Action recognition and video summarisation by submodular inference

Publication Type:
Thesis
Issue Date:
2017
Full metadata record
In the field of computer vision, action recognition and video summarisation are two important tasks that are useful for applications such as video indexing and retrieval, human-computer interaction, video surveillance and home intelligence. While many approaches exist in the literature for these two tasks, to date they have always been addressed separately. Instead, in this thesis we move from the assumption that action recognition can usefully drive the selection of frames for the summary and that recognising actions from a summary can prove more accurate than from the whole video, and therefore the two tasks should be tackled simultaneously as a joint objective.

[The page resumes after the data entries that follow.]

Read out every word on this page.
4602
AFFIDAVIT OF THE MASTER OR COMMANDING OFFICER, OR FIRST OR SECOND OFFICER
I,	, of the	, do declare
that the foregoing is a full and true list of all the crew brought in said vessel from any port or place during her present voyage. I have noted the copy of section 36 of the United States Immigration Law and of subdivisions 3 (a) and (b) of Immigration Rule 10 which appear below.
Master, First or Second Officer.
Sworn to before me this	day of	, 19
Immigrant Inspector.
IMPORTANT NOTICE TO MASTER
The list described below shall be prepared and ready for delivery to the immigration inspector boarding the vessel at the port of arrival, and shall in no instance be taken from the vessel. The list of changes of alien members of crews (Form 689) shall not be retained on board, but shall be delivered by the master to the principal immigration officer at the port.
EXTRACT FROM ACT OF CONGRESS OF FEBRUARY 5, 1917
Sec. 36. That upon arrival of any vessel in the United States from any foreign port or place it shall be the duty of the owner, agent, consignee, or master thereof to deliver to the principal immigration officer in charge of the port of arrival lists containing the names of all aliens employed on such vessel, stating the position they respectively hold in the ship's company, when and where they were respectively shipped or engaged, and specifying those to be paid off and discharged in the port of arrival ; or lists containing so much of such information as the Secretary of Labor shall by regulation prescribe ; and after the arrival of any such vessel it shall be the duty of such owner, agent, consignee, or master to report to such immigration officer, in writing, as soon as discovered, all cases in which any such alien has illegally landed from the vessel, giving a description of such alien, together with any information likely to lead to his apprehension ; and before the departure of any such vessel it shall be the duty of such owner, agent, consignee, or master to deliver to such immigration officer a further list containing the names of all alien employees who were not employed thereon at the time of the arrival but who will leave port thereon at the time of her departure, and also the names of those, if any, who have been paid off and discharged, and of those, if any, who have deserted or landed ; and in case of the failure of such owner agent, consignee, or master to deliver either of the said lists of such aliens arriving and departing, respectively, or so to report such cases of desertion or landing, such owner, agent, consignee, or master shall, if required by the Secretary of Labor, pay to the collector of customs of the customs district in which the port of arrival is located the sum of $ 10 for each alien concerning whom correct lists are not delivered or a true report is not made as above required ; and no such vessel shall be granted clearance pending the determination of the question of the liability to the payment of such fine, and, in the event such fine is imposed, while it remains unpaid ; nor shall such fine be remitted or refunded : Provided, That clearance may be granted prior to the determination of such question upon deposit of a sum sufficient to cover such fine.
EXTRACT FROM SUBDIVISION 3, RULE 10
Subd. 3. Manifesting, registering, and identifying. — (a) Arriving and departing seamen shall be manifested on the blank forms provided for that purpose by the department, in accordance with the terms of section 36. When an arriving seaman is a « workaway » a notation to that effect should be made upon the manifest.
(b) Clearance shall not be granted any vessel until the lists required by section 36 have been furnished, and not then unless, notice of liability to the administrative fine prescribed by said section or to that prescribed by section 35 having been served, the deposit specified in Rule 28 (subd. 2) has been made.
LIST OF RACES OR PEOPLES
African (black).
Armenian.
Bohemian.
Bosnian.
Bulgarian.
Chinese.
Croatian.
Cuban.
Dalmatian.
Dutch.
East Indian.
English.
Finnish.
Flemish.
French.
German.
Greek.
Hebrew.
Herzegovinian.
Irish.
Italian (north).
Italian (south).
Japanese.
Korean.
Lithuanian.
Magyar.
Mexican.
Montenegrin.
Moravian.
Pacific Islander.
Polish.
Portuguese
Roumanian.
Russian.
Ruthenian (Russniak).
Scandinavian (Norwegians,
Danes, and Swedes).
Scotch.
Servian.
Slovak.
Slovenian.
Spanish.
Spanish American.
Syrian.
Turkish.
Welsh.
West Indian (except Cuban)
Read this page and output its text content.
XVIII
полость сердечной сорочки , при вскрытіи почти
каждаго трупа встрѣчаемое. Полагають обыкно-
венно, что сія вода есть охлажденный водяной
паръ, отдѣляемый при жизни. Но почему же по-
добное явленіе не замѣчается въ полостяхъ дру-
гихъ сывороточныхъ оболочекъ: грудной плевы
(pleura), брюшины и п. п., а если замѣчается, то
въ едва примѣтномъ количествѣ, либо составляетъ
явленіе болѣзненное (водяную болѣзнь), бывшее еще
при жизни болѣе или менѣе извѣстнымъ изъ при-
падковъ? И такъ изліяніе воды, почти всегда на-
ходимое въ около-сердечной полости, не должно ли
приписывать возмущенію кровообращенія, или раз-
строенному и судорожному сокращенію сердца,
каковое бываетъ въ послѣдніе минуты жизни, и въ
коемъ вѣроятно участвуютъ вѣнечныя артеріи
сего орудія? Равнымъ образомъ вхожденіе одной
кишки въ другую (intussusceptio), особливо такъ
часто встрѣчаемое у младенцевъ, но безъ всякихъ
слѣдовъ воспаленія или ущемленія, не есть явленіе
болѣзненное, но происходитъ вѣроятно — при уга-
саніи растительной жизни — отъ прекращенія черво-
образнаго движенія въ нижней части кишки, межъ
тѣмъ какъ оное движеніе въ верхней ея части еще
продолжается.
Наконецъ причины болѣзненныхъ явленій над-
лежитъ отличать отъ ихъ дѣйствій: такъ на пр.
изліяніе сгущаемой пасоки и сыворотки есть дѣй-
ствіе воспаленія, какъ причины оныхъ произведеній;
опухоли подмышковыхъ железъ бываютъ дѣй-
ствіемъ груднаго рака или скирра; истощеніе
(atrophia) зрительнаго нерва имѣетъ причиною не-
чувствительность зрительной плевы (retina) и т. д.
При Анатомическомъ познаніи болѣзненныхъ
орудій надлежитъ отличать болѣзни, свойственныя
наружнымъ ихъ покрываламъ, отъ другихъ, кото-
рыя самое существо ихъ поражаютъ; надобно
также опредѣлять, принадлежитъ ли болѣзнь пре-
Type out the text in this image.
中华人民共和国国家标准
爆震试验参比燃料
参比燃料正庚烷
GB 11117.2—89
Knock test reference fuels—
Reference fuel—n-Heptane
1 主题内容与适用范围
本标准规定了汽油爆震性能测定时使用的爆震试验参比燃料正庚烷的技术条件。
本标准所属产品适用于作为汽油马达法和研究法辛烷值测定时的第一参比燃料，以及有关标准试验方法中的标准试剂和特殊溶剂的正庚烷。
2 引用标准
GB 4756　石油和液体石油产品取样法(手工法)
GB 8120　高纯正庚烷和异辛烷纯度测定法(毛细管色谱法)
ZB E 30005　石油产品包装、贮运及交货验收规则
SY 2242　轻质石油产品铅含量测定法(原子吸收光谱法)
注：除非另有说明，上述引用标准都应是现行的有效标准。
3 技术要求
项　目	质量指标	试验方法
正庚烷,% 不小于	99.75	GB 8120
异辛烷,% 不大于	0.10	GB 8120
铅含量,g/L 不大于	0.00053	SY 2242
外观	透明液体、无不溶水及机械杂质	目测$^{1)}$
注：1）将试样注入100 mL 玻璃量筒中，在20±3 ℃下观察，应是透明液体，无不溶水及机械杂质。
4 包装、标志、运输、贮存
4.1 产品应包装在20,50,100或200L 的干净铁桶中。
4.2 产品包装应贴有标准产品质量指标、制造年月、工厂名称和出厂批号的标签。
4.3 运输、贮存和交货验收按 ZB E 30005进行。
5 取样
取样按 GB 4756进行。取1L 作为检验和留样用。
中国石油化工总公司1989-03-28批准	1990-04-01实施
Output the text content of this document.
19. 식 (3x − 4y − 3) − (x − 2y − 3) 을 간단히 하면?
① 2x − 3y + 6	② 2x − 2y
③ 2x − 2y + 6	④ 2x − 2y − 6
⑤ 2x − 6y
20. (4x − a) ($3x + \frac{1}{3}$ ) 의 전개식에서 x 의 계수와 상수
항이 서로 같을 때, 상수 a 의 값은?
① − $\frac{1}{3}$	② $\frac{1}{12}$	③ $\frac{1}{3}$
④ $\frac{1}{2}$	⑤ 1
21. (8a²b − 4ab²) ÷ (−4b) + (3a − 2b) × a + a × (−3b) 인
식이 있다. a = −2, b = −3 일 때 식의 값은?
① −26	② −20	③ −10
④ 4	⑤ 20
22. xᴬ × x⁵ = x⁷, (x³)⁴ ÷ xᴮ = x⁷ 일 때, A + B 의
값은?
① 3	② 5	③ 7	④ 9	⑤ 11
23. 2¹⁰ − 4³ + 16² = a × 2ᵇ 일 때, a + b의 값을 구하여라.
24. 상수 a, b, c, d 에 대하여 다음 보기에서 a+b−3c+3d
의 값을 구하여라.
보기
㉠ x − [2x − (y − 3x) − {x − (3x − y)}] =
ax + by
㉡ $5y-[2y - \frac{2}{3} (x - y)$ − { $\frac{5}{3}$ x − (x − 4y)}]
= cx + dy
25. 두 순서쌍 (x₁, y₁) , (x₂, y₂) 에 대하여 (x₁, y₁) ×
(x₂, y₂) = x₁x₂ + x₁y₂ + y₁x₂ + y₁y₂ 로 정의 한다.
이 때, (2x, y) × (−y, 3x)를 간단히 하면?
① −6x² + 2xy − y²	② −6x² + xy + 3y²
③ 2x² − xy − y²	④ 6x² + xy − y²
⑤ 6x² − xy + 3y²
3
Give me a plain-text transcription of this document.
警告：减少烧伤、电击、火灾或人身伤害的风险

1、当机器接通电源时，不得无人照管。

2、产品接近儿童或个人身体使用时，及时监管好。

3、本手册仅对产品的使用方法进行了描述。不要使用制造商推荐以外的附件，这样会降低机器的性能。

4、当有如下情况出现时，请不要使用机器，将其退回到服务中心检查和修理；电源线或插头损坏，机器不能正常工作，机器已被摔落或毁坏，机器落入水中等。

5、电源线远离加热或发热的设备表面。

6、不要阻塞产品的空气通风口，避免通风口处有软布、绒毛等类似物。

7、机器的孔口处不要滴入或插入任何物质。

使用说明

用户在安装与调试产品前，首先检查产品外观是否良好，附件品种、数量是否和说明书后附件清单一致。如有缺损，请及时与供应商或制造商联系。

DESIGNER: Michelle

To this aim, we propose a novel framework based on structured max-margin algorithms and an efficient model for inferring the action and the summary based on the property of submodularity. Recently, submodularity has emerged as an area of interest in machine learning and theoretical computer science, particularly within the domains of optimisation and game theory and is therefore one of the main frameworks for this thesis. To ensure proper exploitation of the proposed method, we have conducted experiments in three different kinds of scenarios: unsupervised summaries, semi-supervised summaries and fully supervised. We also propose a novel loss function - V-JAUNE - to evaluate the quality of a predicted video summary against the summaries annotated by multiple annotators. In a last experiment, we leverage the proposed loss function not only for evaluation, but also for the training stage. The effectiveness of the proposed algorithms is proved using qualitative and quantitative tests on two challenging depth action datasets: ACE and MSR DailyActivity. The results show that the proposed approaches are capable of learning accurate action classifiers and produce informative summaries.